PRONTI PER L’EUROPA E GLI STATI UNITI, CON BPM ED ENEL
Un primo prototipo è stato definito anche grazie alle risorse ricavate con il crowdfunding su piattaforma Eppela. Andrea Depalo lo definisce “dimostratore tecnologico” perché «bisogna ancora affinare l’aspetto ingegneristico, ergonomico ed elettronico. Soprattutto, la vera sfida è quella di recuperare sugli ingombri e ottimizzare la usability e il design. Una volta terminata la “messa a punto”, nel 2022 saremo pronti per i mercati». Quello italiano tanto per cominciare. Poi, il primo brevetto della sedia è già stato registrato in Europa e negli Stati Uniti, che hanno dato risposta affermativa. Ora, si attende un cenno dalla Russia.

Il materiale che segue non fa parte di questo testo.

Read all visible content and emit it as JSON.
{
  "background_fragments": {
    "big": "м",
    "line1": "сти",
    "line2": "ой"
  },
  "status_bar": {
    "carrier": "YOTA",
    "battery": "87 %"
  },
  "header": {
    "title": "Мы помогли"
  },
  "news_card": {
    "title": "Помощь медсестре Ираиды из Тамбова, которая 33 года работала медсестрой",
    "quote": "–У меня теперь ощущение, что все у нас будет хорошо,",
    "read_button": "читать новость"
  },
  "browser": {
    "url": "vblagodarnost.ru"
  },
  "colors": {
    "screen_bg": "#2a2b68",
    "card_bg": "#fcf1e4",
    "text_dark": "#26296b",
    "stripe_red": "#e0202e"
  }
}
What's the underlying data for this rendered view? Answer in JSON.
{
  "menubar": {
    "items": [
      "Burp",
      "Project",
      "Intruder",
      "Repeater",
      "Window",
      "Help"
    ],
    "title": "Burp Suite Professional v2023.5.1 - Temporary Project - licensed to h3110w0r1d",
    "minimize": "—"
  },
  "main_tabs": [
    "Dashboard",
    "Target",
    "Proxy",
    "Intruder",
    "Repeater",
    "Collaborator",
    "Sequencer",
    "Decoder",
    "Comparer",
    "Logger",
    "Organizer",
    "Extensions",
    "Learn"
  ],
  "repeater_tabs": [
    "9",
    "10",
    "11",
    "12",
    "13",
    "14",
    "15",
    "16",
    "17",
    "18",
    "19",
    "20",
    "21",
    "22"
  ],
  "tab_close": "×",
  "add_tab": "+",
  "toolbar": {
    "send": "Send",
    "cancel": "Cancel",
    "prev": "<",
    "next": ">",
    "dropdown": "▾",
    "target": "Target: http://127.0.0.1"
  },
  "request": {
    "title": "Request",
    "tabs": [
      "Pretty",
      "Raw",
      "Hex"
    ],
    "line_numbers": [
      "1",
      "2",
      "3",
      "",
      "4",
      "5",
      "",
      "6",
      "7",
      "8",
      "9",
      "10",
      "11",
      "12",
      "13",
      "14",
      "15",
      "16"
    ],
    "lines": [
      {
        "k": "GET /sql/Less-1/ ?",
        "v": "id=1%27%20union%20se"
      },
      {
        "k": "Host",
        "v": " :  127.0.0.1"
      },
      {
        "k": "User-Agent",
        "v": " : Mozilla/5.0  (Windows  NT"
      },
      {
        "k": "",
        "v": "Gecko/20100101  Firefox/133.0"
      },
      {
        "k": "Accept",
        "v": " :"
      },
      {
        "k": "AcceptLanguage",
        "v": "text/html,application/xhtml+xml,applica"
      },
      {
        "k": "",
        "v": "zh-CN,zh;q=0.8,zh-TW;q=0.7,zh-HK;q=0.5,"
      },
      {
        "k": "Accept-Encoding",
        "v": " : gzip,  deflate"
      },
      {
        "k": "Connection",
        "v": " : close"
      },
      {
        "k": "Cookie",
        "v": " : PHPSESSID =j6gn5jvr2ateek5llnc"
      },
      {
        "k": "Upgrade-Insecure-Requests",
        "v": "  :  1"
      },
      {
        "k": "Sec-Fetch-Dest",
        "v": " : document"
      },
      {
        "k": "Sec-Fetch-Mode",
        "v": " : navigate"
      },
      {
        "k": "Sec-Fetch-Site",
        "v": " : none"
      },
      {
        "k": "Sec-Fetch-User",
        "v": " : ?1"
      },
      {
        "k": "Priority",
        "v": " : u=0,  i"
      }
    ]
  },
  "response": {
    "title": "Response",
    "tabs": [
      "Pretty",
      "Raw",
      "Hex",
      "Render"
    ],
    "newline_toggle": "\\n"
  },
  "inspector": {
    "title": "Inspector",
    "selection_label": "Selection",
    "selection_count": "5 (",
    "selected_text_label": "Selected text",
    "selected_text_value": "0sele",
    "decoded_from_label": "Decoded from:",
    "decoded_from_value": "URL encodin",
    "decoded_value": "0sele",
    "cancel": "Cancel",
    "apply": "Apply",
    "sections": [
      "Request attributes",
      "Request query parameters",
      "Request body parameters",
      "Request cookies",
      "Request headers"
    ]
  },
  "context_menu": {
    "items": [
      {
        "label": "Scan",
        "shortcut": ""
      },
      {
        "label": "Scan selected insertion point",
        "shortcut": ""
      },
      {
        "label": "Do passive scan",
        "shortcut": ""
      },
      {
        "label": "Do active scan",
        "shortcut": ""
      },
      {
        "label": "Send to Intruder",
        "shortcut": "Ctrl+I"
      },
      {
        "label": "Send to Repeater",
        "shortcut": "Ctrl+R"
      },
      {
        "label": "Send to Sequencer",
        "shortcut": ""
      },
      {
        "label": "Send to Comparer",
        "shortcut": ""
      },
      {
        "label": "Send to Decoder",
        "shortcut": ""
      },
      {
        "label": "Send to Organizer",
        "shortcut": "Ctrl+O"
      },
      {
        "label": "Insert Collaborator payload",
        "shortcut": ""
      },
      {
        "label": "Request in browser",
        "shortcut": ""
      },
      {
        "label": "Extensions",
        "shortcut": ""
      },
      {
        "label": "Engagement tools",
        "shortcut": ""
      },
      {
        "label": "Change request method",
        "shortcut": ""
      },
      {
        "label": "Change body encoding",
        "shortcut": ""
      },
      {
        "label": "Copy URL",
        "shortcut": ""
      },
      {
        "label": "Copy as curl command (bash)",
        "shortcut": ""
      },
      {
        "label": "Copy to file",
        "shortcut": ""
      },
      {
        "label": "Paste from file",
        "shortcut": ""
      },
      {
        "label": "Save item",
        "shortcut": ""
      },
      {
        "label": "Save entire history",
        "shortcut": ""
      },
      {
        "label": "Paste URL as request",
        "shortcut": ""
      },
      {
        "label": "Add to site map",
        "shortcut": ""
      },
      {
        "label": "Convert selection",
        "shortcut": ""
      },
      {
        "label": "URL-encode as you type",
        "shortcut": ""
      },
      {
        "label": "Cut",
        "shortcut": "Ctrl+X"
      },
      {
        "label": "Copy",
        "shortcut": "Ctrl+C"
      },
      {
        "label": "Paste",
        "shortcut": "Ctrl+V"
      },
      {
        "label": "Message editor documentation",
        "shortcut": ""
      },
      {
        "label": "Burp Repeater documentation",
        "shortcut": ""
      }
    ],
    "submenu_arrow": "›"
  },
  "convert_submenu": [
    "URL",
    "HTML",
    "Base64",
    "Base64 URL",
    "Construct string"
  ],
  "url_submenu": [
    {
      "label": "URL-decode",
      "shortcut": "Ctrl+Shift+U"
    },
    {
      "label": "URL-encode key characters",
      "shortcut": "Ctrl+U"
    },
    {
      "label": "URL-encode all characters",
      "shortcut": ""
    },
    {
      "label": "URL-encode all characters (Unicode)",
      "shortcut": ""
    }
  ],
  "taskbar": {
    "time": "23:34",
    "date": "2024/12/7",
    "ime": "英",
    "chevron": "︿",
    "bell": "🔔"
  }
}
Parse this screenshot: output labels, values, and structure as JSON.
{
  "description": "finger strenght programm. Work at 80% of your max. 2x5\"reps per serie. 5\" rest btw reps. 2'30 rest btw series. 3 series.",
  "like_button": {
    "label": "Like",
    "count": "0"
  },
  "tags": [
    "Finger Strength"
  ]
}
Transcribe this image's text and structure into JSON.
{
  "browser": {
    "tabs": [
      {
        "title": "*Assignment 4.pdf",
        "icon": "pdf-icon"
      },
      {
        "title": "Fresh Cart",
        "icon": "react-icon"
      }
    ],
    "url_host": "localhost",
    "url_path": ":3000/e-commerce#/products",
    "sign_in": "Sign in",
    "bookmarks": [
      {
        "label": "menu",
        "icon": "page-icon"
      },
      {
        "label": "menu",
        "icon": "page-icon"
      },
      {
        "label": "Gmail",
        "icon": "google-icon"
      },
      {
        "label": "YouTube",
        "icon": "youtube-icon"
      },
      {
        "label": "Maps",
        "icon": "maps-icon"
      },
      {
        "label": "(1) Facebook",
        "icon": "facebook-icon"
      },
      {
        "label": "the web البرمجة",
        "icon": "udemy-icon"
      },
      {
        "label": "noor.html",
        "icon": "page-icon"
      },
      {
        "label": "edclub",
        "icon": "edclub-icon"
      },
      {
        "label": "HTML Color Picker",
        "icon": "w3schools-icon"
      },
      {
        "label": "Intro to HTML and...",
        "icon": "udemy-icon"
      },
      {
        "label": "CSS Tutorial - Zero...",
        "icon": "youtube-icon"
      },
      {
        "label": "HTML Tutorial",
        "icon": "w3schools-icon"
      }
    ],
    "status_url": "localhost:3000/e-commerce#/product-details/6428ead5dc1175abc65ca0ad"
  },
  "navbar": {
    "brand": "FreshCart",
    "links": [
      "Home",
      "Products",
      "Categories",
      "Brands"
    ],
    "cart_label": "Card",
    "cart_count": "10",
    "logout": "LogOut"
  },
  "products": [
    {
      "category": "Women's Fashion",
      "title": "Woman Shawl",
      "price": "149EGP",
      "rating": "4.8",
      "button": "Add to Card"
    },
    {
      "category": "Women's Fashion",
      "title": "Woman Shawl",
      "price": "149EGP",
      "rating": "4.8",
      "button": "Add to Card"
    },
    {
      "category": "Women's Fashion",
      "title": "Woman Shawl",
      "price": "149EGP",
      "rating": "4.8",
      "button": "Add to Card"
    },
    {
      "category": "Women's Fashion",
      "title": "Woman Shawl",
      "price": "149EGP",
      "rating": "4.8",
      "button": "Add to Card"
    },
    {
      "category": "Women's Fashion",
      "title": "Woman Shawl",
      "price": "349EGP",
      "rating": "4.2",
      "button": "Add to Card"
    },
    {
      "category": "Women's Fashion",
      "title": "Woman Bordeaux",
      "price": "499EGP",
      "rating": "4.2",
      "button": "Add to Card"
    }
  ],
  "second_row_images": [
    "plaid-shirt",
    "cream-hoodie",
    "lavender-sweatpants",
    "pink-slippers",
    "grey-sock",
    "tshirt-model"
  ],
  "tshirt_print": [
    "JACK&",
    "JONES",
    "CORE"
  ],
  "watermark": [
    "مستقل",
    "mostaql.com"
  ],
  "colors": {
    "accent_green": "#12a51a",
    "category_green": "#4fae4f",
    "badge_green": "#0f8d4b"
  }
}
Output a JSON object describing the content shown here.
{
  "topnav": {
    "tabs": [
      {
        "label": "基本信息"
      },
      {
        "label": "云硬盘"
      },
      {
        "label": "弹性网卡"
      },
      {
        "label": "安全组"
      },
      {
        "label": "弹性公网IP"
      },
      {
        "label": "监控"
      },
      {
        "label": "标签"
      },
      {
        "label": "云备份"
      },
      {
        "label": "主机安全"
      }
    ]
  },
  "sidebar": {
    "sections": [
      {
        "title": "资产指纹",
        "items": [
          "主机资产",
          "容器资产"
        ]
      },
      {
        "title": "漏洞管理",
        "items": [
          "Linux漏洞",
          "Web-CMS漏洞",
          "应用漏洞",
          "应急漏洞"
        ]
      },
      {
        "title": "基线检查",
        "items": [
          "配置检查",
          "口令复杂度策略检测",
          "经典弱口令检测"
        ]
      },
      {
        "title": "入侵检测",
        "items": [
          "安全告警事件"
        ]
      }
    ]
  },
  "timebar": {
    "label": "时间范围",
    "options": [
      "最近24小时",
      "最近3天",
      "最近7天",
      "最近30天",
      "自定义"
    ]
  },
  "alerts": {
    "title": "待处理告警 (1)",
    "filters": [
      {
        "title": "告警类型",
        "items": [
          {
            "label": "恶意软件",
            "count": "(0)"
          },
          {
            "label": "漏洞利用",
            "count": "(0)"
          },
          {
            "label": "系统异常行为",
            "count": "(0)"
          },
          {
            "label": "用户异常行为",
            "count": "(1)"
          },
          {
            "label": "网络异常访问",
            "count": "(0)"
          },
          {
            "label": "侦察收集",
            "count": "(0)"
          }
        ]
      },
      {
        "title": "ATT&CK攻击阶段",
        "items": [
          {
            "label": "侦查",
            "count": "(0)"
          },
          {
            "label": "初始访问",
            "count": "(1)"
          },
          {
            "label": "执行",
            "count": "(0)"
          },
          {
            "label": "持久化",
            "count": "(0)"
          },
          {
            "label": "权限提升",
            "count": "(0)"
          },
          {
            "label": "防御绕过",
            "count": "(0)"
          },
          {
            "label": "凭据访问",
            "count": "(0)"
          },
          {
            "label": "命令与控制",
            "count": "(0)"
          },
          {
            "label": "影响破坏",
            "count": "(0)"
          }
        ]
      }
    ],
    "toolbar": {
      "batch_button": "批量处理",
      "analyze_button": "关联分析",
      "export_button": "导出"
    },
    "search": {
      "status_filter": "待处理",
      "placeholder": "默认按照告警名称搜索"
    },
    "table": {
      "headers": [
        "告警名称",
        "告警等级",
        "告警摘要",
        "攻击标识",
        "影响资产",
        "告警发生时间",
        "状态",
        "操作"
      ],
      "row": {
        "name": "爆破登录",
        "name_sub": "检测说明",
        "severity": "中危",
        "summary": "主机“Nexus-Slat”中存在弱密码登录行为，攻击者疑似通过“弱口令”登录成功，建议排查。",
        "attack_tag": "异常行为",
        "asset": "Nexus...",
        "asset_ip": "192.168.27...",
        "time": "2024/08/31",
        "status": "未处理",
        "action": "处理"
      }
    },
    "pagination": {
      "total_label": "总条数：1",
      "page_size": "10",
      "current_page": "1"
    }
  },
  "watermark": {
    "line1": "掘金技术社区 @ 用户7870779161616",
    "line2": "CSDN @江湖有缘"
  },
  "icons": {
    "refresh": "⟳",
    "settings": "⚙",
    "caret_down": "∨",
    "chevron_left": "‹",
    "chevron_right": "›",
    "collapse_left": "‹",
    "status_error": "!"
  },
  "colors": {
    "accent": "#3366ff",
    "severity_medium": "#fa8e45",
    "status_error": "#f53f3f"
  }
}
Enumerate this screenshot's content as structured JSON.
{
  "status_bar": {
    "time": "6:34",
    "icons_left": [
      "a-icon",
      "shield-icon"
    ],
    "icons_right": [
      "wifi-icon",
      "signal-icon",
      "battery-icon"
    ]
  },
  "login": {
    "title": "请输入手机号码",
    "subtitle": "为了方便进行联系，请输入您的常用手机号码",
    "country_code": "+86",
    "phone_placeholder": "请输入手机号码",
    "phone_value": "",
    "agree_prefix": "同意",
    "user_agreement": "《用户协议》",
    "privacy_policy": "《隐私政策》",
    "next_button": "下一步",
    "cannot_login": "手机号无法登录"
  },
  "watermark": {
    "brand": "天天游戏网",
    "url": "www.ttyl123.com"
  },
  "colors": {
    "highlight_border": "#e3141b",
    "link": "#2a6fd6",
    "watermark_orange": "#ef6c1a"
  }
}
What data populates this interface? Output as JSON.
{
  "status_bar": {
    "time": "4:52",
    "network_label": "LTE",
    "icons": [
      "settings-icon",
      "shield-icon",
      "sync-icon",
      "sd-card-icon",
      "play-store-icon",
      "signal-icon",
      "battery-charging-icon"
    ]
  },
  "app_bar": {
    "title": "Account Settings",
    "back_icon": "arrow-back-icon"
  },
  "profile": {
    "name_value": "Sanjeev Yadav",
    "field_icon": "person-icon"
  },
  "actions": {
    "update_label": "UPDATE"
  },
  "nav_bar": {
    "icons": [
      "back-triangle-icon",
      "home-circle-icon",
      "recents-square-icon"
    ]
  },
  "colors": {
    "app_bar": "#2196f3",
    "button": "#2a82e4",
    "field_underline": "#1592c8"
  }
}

Un successo, già da ora, che nasce da una collaborazione a tutto campo con Banco Bpm ed Enel. Il primo con un sostegno economico importante; la seconda, anche come «mentor che ha accelerato il nostro lavoro attraverso il suo incubatore di start up, ci ha aiutati a creare un business plan solido e ha lavorato su un’analisi di mercato molto mirata. Poi ci sono altri sponsor, tutti visibili sul nostro sito, e citati nei social che si sono aggiunti e grazie ai quali stiamo raggiungendo i traguardi economici che ci eravamo prefissati», aggiunge Andrea Depalo.

UNA BUONA PRASSI CONDIVISA DA ANGLAT E CENTRO VETERANI DELLA DIFESA
Nel frattempo, la Anglat - l’Associazione nazionale che opera per tutelare i diritti delle persone con disabilità con particolare attenzione al settore della mobilità, della guida, del trasporto e dell’accessibilità – ha riconosciuto pubblicamente «come buona prassi il progetto Avanchair». Ed è già stata aperta la collaborazione con il Centro veterani della Difesa per affinare gli aspetti ergonomici e di postura della sedia: «I medici del Centro – sottolinea con il giusto orgoglio Andrea Depalo – ci aiuteranno a progettare il prototipo definitivo facendo leva sulla loro esperienza nell’assistere i veterani che per diverse ragioni si trovano su una sedia a ruote».

UN TEAM DI VISIONARI PER FARE QUELLO CHE GLI ALTRI NON FANNO
Ma a far la differenza è anche un team di inventori e tecnici più che appassionato. Tutto è iniziato nel 2015, quando Andrea Depalo racconta la sua idea a Emilio Rigolio, imprenditore nel settore automazione industriale e robotica che nel suo lavoro quotidiano ha un obiettivo preciso: riuscire a fare tutto quello che non riescono a fare gli altri. E così è stato: «A Emilio ho presentato la mia idea; lui l’ha realizzata in modo un po' diverso, ed è stato meglio. Quando gli ho chiesto come lo avrei dovuto ricompensare del lavoro fatto, lui mi ha risposto che non sarebbe stato necessario perché l’idea ce la stavo mettendo io. E ha aggiunto: “io la costruisco e tu la vendi. E nel caso non la vendessi, io sono ugualmente contento perché questa sedia la userai tu”». Un’esplosione di entusiasmo condivisa da Giovanni Nanini (che cura la parte elettronica e dei servizi digitali), Roberta Rigolio (ricercatrice in neuroscienze, segue l’area scientifica del progetto) e Paolo Grisorio, responsabile della comunicazione e amministratore unico di Avanchair.